In an interview with Vice News that aired Thursday night, Senate Minority Leader Chuck Schumer announced that he would be introducing a bill to decriminalize marijuana. “If smoking marijuana doesn’t hurt anybody else, why shouldn’t we allow people to do it and not make it criminal?” he asked.
As he explained in the interview and on Twitter, the bill would allow states to set their own policies on marijuana without federal intervention beyond preventing the flow of marijuana to states that haven’t yet legalized it. The bill would also fund research on THC and, in Schumer’s words, “inject real dollars into minority and women-owned businesses to ensure those disproportionately affected by marijuana criminalization can benefit from this new economy.” “I recognize that time after time when these sweeping changes occur, the little guys lose while the big guys continue to profit,” he tweeted. “We saw this with big tobacco and we could see it with marijuana as well.”
This is a significant milestone for the legalization movement, as Schumer is the highest-ranking elected official yet in Washington to put forward pro-pot legislation. The move also effectively nudges the Democratic caucus toward openly supporting legalization.
A number of Senate Democrats have been working the issue for a while now, though. Last spring, Sen. Ron Wyden introduced a package of legislation that would legalize marijuana at the federal level and impose an excise tax akin to those levied on alcohol and tobacco. One bill in the package would also allow for the expungement of marijuana offenses from the criminal records of those convicted in states where marijuana was legal or those convicted for possessing an ounce or less of pot.

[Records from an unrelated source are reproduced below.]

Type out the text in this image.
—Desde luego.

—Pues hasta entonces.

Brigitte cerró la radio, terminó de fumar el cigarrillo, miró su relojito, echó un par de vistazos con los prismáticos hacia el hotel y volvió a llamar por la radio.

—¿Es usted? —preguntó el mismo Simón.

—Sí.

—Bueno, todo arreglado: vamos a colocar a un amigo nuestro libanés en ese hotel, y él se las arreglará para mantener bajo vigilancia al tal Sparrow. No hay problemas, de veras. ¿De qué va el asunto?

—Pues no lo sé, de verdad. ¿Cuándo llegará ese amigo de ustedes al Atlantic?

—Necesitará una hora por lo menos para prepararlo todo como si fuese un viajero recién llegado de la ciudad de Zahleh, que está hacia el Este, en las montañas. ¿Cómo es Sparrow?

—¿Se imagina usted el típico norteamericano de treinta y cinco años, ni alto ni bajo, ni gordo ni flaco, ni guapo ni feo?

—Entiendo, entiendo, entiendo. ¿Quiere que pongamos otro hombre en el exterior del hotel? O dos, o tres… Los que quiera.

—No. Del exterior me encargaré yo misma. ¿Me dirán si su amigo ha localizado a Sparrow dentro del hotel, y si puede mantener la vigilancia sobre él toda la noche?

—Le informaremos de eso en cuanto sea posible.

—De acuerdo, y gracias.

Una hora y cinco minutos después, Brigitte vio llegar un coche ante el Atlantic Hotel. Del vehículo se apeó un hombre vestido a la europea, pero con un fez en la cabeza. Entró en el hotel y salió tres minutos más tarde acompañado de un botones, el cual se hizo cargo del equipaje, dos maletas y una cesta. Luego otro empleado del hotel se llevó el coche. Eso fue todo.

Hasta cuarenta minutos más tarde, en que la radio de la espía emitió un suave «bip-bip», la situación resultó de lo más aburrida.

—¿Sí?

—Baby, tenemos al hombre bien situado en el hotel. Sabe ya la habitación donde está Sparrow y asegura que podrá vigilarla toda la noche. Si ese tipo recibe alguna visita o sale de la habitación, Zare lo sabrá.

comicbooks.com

Criminal justice reforms are the focus of Sen. Cory Booker’s Marijuana Justice Act, introduced in August. His bill, endorsed by Sens. Bernie Sanders on Thursday and Kirsten Gillibrand in February, would legalize marijuana at the federal level, expunge all federal marijuana-related offenses from criminal records, grant convicts currently imprisoned for those offenses the right to petition for re-sentencing, and cut federal prison and law enforcement funding from states that haven’t legalized marijuana and disproportionately arrest or incarcerate the poor and minorities over pot. Booker’s bill also sets aside $500 million a year in grants for job training, ex-convict re-entry programs, libraries, youth centers, and other services and programs within communities heavily impacted by the war on drugs.
In the interview, Schumer said he supported efforts by Booker and others to pass marijuana-related criminal justice reforms, but that those proposals were on “a separate track” from federal decriminalization:
There’s two paths here. One path is decriminalization of marijuana at the federal level. That’s what we’re introducing. There’s another path that’s already being pursued, in a bipartisan way, by people like Senator Booker and Senator [Dick] Durbin, which is criminal justice reform, which I also support, but that’s a separate track dealing with people who have been unfairly punished.

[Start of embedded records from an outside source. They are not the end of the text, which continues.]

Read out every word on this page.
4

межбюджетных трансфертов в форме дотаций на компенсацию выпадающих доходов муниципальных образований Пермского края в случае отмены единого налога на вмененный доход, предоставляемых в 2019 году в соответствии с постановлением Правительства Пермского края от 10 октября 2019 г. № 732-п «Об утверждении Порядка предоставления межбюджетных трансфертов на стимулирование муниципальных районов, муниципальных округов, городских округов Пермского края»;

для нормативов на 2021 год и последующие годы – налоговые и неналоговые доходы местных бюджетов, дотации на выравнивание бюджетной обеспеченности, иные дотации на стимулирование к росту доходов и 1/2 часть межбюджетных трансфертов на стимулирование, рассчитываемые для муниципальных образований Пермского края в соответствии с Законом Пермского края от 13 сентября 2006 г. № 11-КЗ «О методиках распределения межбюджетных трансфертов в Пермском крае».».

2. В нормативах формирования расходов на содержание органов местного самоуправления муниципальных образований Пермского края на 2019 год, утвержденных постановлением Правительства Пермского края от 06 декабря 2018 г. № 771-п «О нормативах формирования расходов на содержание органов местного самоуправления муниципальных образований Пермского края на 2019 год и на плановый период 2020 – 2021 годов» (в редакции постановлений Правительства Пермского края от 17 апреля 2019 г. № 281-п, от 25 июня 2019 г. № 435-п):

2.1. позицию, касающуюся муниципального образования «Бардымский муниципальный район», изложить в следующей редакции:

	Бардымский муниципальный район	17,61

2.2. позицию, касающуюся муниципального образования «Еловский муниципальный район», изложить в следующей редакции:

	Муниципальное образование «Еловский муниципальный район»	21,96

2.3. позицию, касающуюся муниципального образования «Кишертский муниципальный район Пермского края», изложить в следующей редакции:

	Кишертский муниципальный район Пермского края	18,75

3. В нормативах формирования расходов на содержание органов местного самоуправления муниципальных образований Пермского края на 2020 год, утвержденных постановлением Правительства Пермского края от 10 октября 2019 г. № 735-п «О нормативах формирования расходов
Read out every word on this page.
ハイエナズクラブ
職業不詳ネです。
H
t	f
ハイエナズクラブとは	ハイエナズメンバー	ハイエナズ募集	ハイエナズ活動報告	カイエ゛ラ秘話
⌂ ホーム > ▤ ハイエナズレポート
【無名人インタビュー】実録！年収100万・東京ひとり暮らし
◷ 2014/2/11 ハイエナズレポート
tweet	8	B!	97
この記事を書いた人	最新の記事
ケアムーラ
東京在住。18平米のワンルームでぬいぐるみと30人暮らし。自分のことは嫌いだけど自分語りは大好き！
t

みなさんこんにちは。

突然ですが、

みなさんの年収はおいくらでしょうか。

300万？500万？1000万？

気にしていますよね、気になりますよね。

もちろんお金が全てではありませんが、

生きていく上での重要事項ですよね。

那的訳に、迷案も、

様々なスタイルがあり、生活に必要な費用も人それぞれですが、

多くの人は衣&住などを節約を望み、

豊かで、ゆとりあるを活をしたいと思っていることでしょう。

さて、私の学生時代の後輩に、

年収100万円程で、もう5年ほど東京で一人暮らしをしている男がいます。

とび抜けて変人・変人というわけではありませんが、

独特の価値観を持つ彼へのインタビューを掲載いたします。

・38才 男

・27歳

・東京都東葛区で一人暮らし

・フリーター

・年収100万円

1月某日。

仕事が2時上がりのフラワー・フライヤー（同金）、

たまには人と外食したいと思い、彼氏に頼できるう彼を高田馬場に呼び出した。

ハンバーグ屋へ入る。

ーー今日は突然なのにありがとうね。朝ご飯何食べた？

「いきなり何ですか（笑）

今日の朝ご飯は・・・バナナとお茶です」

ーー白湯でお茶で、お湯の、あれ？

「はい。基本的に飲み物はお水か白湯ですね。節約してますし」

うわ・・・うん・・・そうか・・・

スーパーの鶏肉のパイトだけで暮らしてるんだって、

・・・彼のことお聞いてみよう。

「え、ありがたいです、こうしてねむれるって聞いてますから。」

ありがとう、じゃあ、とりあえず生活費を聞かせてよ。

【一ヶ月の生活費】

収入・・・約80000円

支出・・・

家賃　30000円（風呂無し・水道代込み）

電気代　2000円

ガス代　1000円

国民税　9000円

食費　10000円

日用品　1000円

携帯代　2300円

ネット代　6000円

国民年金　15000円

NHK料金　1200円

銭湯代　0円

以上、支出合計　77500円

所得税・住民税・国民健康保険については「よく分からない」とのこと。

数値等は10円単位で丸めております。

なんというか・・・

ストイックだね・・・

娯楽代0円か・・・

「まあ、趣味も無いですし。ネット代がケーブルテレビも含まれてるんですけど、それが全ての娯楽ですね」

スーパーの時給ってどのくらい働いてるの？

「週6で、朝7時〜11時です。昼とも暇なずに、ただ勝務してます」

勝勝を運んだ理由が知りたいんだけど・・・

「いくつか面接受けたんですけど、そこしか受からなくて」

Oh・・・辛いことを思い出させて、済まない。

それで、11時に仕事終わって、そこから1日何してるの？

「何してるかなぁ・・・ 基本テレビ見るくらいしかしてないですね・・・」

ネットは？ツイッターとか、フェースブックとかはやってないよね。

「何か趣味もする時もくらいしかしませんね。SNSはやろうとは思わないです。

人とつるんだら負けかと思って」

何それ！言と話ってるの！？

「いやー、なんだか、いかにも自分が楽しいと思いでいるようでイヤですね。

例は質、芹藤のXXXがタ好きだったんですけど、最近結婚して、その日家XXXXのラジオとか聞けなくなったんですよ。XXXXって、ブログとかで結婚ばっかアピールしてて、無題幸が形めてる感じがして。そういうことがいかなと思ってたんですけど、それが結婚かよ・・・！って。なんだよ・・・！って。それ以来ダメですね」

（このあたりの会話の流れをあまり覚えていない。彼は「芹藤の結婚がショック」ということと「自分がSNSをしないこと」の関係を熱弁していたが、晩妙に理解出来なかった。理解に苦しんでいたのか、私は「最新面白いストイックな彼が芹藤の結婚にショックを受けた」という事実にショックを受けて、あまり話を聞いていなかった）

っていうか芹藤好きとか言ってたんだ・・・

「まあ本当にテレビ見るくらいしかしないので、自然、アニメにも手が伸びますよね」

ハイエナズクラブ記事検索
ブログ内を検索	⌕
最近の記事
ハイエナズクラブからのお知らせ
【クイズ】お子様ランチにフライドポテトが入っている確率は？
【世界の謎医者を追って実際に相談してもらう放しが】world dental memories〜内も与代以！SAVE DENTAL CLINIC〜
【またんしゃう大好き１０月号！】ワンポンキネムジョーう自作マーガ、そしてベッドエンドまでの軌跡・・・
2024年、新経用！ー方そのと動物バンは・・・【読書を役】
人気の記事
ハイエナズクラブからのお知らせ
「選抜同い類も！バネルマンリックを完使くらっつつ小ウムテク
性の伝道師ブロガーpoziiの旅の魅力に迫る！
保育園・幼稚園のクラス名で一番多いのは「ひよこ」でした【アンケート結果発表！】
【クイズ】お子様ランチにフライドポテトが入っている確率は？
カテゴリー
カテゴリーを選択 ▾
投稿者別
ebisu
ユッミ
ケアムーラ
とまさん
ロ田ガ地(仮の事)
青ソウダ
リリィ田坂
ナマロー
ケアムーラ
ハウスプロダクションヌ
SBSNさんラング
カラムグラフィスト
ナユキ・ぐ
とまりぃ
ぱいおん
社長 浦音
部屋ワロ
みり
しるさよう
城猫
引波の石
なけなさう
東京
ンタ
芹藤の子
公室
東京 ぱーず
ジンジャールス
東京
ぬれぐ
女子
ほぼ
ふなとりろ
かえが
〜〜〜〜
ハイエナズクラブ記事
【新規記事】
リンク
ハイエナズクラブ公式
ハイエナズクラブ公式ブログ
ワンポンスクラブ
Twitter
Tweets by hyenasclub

Of course, there’s no inherent and obvious policy reason why decriminalization and justice reform proposals should be considered two distinct “paths” for those who support both, as Schumer says he does. In fact, Schumer could have tacked his provisions onto Booker’s far larger bill rather than introducing them in separate legislation. The goal of the new bill may, then, be to provide a vehicle for federal decriminalization that can be promoted and passed without the assumed political freight of the kinds of reforms Booker and, to a far lesser extent, Wyden have drafted. Schumer’s ensured that a separate debate will eventually be had on what people imprisoned over pot and their communities deserve.
It’s unclear how much sense this makes as political strategy. A CBS poll released Friday found that 59 percent of Americans now support pot legalization, in line with a February Fox News poll that found 59 percent support among registered voters and close to an October Gallup poll that put support at 64 percent among Americans. But the numbers in favor of criminal justice reform broadly speaking are generally as high or higher. A poll conducted last April by the Koch Institute—one of several right-wing groups that have taken an interest in reform over the past few years—found that 64 percent of voters believe that too many people are imprisoned for nonviolent offenses, generally speaking. An October poll by the ACLU found that over 70 percent of Americans believe the criminal justice system should be oriented towards rehabilitation. This suggests there’s probably broad support for re-sentencing and record expungement in general—little risk would probably lie in tying them to decriminalization in comprehensive legislation.
The question of whether the federal government should spend heavily in largely minority communities affected by decades of repressive drug policy, as Booker proposes, is likely more politically fraught. But turning marijuana legalization into an issue politically salient enough for those who casually agree to come to the polls and cast votes over it—an issue politically salient enough that passing a bill or bills is assured—will require Democrats to make a clear and strident moral case, to and about minority communities in particular, on the failures of the War on Drugs and the urgency of righting the wrongs it has inflicted. That messaging won’t take as well if it seems like they’ve made justice reform a separate question or an afterthought.